Wednesday, August 21, 2013


There are two sides debating in the Chinatown Working Group. Some want to see more tourists in Chinatown to support business. Developers, financiers, some business owners, the Business Improvement District, for example, sit on this side and arts purveyors as well. On the other side stand the labor and tenant adovocates who want business to serve the local residents. You might ask, why not have both, local services and toursim?
If only the sustainable market forces were balanced. But they’re not. Gentrification is an opportunistic tide that, once it gains an entry, will flood the locality resistlessly. To use urban planning to help the juggernaut of monopolistic market forces is unnecessary. The empowered need no help.
In any economy, there are vulnerable sectors even among the most sustainable. Local services are actually highly sustainable since local residents have consistent, reliable purchasing needs. You see those needs reflected in the streets of Chinatown. As long as the community remains, the local services will be sustainable.
Although they are highly sustainable, local services are also highly vulnerable to attack from giant outside capital which has more resources, government connections and mobility. Ironically, the least vulnerable — giant capital, developers, big businesses, chain stores — are also the least reliable because they are mobile and least tied to the locality. Like a corporation that protects itself in bad times by laying off labor, giant corporations are most capable of protecting themselves at the expense of the locality, whereas small local servers depend on the locals.
Tourism is closely tied to development and big capital — high prices and upscale values that can be marketed to upscale spending. Local services, especially in Chinatown, depend on low prices and high volume. If giant capital gains a foothold, commercial rents will rise, replacing local services, and  gentrification will displace the community, killing the viability of any remaining local services. It’s a snowball effect.

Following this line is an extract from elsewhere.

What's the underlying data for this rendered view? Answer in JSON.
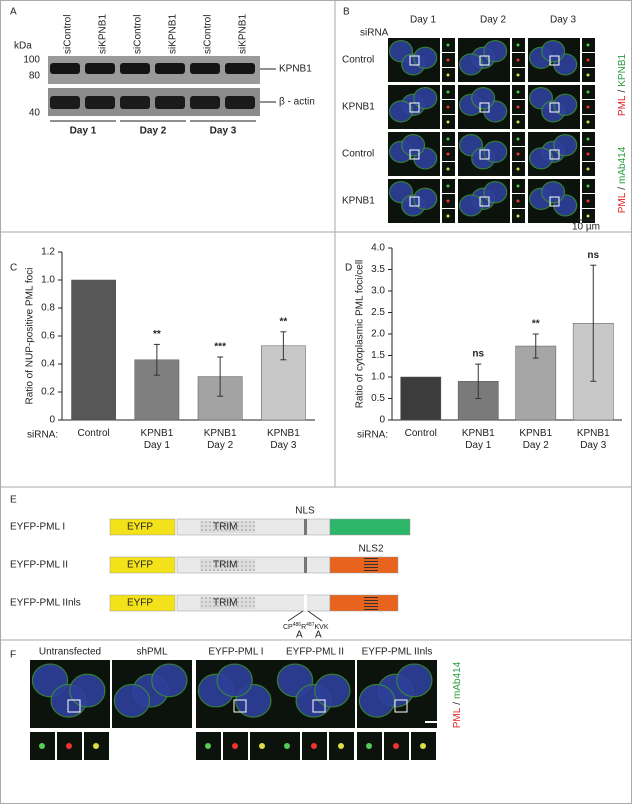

This is not to say there shouldn’t be tourism in Chinatown. There’s always been tourism in Chinatown back all the way to the 19th century. But here’s the paradox of tourism: people come to Chinatown not to see a spectacle staged for them but to experience Chinatown as it is, a lively working community, culturally distinct from the rest of New York because it serves its own. Cater too much to the tourist, and you lose the Chinatown that tourists come for. You’d then have to market Chinatown as a brand, constantly hoping that that brand doesn’t go out of fashion. Chinatown business becomes the slave of an outside community that it has no control over, and it turns a community with businesses in it into a business with no community in it.

In planning, as everywhere, there are empowered sectors that need no help, and disempowered groups that need support. Were it not for the 1% predators, the 99% disempowered would be fully sustainable. That’s why planning should always keep as its goal protecting the disempowered and avoiding giving ground to giant capital.